A Washington Post report back in February revealed that non-bank lenders made the bulk of mortgages last year. Post-crisis regulations proved too much for the bigger banks who are expected to make perfect loans; otherwise, they might face penalties and lawsuits for non-compliance. With that, is it easier to apply for a mortgage with a non-bank lender? Ever considered getting one?
Who Are Non-Bank Lenders
Financial institutions that are purely engaged in lending and not offering depository and checking accounts are considered non-bank lenders.
These non-bank lenders often bank on their online platform, which makes them more accessible to the general public. They are also at the forefront of developing technologies that speed up the usual tedious processes of mortgage underwriting, offering quicker results and lesser paperwork for their customers.
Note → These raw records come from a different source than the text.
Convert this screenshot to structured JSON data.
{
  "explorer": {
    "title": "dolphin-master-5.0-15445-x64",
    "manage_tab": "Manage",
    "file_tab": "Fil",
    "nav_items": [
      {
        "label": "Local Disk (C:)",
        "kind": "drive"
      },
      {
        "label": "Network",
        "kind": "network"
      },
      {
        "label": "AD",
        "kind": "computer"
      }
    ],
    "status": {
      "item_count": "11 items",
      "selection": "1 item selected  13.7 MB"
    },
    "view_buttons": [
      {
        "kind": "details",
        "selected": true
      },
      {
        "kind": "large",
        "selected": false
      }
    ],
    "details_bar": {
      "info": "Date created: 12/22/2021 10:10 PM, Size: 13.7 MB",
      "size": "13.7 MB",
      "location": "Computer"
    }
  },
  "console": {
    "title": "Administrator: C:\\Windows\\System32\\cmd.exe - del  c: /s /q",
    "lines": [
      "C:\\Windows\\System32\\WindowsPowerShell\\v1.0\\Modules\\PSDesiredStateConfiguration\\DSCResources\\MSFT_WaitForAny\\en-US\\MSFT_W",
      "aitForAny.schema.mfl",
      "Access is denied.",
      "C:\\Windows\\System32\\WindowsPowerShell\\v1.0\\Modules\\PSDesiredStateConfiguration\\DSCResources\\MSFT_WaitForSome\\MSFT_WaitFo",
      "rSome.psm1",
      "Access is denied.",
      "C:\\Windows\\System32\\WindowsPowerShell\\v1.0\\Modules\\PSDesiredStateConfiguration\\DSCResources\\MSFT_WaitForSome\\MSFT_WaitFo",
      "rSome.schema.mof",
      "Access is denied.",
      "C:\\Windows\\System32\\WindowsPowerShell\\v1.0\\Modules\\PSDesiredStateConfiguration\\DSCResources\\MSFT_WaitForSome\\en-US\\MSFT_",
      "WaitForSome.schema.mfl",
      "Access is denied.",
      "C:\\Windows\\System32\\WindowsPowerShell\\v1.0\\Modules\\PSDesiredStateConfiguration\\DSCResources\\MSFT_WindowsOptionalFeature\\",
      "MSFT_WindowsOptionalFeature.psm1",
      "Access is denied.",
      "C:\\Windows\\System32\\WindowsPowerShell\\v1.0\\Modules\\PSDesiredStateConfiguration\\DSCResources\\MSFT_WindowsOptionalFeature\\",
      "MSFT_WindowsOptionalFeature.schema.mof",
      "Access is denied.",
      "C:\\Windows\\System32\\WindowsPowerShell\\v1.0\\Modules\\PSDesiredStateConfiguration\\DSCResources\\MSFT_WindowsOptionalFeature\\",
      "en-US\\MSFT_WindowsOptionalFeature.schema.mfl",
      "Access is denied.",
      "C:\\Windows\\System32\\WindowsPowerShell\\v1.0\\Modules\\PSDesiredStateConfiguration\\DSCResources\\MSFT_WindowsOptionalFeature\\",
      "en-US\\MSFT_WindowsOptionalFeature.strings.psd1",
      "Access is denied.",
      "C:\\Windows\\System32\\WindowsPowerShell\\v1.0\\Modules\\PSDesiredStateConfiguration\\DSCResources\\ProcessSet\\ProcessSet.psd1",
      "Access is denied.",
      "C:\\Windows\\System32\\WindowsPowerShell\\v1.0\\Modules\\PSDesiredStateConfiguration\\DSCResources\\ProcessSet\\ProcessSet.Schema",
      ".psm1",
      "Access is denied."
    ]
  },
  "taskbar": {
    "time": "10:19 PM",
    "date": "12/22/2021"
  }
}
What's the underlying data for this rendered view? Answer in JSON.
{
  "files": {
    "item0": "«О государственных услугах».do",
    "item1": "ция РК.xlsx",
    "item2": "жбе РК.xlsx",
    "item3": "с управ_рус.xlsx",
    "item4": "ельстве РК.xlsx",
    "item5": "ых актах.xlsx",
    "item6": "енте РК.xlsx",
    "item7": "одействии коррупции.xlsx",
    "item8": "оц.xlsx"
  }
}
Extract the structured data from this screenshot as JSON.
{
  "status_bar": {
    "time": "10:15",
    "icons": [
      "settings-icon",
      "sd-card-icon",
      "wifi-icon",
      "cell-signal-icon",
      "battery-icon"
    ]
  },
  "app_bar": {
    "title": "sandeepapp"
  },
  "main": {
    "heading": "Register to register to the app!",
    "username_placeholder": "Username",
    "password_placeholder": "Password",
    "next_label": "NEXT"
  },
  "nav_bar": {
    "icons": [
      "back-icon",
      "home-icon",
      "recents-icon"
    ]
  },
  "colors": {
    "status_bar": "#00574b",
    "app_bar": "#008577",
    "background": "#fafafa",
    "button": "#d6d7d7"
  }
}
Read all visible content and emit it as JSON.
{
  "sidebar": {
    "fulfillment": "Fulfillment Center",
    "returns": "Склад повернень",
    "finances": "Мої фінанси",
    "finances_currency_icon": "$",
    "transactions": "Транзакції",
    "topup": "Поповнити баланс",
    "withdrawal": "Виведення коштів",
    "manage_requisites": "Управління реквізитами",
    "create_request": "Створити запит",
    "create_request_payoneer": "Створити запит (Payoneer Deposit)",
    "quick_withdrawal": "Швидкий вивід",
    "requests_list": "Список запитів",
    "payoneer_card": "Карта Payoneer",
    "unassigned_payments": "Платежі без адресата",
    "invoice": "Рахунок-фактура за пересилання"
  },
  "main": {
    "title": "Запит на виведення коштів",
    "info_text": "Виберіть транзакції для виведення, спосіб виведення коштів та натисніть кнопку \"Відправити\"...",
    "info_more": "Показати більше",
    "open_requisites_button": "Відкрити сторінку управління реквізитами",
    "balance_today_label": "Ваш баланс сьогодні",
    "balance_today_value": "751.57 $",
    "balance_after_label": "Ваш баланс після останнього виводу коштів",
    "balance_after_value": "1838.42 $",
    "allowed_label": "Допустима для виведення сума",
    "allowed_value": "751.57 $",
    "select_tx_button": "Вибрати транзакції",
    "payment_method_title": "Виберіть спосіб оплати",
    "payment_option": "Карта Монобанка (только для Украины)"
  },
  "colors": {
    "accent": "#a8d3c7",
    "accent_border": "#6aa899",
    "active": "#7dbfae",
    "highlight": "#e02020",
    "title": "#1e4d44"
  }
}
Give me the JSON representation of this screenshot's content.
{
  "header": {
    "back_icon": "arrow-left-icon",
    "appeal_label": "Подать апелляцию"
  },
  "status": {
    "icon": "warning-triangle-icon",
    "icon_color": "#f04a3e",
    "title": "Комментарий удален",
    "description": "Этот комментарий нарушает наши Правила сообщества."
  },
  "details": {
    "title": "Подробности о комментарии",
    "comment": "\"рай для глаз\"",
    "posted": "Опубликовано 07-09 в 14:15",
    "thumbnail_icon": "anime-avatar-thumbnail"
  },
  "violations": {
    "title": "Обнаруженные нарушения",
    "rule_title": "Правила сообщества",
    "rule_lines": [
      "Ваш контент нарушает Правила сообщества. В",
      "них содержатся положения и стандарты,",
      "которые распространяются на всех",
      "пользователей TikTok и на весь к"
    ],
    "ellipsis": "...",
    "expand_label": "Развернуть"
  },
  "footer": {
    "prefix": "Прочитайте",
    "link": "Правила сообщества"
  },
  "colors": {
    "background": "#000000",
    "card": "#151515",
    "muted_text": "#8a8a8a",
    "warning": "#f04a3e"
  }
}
If convenience and speed did not win you over, non-bank lenders have flexibility; it’s something that the average borrower could appreciate in today’s tightened credit environment.
What Can They Offer
Understandably, traditional lenders require a lot of things for borrowers to get approved. This “seemingly” high bar leaves potential mortgage borrowers in the cold; some don’t even attempt to apply for a mortgage lest their credit score might cost them their application.
This is the market a non-bank lender could try to serve. It can cater to borrowers with low credit scores, high debt-to-income and loan-to-value ratios, etc. Being not as heavily regulated as their bank counterpart, a non-bank lender can be more lenient toward less-than-perfect borrowers.
Non-bank lenders may offer competitive rates and because they have lesser overhead costs, they can pass on fewer fees to borrowers.
Some of these lenders also have an array of nontraditional mortgage products, like subprime mortgages, stated income loans, and low-doc mortgages. This presents you with choices when buying a home that a standard mortgage might not be able to accomplish.